Epic Energy has pre-empted the tariff announcement by warning that it will pursue a $50 million claim against the State Government if it is forced to cut its prices.
The claim was originally made in 1999 but allowed to lay dormant and was related to disputes over the technical aspects of the line.
Subsequently the chief executive of the WA Office of Gas Access Regulation, Peter Kolf, revealed that independent legal advice has been sought from law firm Corrs Chambers Westgarth to review the transmission tariff ruling to be handed down on the 30th of April.
Due to the financial importance of the decision to several leading firms the regulator wants to ensure that it is on the soundest legal ground before the decision is delivered.
The regulator is to decide whether pipeline owner Epic Energy is able to charge a $1 tariff per gigajoule transported, or something closer to 75 cents. Anything less than a dollar will probably see Epic's bankers put the line into receivership in order to recover debts of around $1.85 billion as it will no longer be viable at the price.
Legal options for Epic in the event of an unfavourable ruling include challenges through the Supreme Court and the WA Gas Review Board.
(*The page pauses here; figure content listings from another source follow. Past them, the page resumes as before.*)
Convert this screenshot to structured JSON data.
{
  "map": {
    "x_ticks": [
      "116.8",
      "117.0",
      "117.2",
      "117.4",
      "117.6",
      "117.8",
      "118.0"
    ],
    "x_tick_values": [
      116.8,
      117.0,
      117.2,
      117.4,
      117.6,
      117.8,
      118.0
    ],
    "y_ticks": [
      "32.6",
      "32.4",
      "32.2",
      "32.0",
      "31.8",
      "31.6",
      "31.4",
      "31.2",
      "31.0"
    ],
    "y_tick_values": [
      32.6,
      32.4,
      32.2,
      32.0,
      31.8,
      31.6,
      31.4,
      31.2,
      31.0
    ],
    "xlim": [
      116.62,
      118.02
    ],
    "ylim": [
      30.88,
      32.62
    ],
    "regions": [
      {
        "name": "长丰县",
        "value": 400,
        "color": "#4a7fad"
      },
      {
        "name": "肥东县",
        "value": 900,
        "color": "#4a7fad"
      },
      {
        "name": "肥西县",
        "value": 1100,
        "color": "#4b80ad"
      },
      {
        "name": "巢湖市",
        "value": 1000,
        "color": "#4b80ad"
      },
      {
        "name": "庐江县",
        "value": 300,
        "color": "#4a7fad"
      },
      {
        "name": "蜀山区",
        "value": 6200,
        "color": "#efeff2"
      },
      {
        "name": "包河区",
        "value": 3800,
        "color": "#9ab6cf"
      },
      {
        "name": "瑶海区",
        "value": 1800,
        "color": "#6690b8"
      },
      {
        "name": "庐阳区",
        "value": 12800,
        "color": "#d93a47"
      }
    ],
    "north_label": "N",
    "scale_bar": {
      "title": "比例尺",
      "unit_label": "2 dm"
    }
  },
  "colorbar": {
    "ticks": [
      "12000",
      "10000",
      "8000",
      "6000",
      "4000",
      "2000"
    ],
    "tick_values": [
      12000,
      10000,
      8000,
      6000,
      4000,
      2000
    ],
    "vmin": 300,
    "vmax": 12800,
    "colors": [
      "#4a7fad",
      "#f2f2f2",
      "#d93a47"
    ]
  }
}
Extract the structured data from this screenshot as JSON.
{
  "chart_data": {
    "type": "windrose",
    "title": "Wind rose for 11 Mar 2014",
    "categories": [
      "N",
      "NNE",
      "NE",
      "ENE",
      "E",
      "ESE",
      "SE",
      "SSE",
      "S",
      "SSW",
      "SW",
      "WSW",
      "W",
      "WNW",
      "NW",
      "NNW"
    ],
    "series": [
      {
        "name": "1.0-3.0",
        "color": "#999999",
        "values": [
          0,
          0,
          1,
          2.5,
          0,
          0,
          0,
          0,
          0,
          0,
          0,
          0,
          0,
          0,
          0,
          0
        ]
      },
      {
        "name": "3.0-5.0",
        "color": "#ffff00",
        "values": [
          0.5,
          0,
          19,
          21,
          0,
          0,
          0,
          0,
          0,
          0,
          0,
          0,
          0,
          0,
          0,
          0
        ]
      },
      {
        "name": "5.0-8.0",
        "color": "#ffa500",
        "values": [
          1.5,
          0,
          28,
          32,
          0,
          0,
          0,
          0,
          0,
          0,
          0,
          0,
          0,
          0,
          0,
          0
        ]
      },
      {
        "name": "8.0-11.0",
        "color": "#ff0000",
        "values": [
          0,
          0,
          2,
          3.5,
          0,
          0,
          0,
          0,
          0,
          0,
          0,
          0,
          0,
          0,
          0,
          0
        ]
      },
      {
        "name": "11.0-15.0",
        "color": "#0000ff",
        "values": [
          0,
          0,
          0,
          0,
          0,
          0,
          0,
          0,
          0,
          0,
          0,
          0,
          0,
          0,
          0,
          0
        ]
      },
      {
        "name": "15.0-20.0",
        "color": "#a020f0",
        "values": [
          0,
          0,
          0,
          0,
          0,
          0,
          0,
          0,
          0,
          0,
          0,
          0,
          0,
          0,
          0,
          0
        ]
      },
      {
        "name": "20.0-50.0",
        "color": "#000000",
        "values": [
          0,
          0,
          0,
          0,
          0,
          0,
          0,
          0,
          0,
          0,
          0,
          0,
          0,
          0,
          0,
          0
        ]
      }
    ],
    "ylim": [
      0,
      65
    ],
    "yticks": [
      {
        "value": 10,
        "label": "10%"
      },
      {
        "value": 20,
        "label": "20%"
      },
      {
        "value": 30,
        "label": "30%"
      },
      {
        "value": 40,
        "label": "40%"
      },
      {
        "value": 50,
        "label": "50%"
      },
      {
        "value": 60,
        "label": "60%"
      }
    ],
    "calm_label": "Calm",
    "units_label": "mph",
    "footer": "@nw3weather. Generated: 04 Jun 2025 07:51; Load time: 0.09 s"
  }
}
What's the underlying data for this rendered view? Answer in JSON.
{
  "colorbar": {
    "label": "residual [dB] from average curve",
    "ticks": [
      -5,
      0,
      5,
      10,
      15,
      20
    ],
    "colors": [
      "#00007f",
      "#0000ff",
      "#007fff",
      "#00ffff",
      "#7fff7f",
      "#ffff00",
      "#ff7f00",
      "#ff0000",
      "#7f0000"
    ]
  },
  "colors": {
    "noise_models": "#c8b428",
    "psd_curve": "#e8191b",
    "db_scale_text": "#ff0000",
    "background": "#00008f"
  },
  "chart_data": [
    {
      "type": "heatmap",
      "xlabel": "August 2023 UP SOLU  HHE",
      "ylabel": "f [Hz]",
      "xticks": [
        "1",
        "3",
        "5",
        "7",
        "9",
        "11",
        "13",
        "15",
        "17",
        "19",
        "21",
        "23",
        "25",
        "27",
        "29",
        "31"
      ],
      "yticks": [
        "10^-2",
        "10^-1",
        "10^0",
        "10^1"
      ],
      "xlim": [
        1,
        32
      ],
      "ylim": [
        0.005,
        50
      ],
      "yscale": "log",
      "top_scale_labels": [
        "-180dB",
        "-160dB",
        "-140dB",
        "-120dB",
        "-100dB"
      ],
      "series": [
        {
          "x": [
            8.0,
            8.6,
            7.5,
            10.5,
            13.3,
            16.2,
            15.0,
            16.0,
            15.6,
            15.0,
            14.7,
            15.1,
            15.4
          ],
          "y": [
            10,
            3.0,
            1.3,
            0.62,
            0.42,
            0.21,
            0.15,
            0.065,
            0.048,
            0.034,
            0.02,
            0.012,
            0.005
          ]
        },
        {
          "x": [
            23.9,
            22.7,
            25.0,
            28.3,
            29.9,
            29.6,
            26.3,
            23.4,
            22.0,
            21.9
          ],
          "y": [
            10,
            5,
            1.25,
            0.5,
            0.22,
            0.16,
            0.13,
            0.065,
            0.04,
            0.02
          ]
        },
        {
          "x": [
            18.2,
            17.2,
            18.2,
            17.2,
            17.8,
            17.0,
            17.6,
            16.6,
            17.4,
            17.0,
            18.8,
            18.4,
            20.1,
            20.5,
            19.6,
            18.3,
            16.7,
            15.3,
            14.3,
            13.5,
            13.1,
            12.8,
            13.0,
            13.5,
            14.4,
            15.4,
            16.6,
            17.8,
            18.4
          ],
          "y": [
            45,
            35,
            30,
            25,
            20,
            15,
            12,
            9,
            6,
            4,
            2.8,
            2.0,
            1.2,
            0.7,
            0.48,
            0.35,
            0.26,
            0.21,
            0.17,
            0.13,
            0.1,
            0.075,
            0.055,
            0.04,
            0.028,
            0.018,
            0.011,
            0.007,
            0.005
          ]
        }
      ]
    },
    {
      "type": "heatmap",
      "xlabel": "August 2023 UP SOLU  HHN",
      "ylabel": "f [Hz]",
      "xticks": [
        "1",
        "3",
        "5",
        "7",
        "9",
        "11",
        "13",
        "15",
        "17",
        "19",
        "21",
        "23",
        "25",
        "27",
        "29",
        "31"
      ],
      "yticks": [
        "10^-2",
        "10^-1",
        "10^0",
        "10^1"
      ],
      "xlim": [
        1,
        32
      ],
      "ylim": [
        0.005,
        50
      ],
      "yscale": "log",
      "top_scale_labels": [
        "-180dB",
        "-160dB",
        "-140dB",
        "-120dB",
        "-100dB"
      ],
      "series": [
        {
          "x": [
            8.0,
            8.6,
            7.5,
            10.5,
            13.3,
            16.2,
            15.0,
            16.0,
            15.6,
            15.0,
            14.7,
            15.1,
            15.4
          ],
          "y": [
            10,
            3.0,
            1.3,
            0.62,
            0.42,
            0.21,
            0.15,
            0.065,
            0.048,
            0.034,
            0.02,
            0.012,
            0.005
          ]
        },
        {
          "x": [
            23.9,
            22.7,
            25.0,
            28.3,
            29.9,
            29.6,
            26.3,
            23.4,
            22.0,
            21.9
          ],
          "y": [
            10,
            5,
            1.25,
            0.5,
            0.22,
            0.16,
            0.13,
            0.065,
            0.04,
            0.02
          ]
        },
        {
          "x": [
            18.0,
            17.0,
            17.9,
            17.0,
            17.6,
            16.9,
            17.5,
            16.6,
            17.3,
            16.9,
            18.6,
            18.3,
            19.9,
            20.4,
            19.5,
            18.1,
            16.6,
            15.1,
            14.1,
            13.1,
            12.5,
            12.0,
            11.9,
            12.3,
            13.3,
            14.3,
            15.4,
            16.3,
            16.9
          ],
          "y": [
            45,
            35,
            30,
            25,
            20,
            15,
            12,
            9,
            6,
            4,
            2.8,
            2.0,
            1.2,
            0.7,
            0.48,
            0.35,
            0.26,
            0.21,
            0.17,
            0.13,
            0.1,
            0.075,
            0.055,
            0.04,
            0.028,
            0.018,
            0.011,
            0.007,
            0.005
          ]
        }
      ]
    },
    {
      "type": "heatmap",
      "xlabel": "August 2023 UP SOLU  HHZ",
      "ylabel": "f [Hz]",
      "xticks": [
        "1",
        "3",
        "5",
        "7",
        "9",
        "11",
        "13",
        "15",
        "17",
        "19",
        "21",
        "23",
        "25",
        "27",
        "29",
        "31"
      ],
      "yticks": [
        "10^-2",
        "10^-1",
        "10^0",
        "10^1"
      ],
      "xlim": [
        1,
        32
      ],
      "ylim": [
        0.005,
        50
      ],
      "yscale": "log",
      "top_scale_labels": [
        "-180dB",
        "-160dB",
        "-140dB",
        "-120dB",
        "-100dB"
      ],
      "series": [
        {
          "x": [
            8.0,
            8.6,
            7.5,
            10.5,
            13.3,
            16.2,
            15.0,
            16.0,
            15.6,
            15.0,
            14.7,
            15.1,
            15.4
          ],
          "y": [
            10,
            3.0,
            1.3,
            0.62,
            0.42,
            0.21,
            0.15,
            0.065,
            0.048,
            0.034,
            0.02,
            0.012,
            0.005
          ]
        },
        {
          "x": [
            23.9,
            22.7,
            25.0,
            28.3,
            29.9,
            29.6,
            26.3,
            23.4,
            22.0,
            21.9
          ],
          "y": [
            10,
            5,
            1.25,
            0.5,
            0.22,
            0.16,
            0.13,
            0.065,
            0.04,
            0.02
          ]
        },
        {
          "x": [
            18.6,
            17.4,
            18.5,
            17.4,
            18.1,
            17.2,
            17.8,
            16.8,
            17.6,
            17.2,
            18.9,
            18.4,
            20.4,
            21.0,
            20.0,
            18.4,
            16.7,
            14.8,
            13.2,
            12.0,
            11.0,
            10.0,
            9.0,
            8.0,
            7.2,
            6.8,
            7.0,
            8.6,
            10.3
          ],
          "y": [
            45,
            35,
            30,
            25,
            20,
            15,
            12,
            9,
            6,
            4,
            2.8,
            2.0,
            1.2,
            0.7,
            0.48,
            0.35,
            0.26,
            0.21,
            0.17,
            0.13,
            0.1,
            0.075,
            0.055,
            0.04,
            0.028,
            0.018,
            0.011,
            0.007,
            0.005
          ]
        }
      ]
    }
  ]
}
If the line does go into receivership it opens the way for AlintaGas to buy a stake, giving it a strong hold on the supply line as well as a large capacity allocation.
The other side of the coin is that part of the Epic deal to buy the line meant that old and new users would pay the same rate, although any expansion of the line would mean that new users should be paying around $1.40 to cover expansion costs.
However, the cost restrictions only apply as long as Epic maintains ownership. If this alters, new users could be facing a sharp rise compared to companies who already have capacity allocations.
The decision therefore has massive financial implications and the regulator is quickly trying to make sure its back is covered.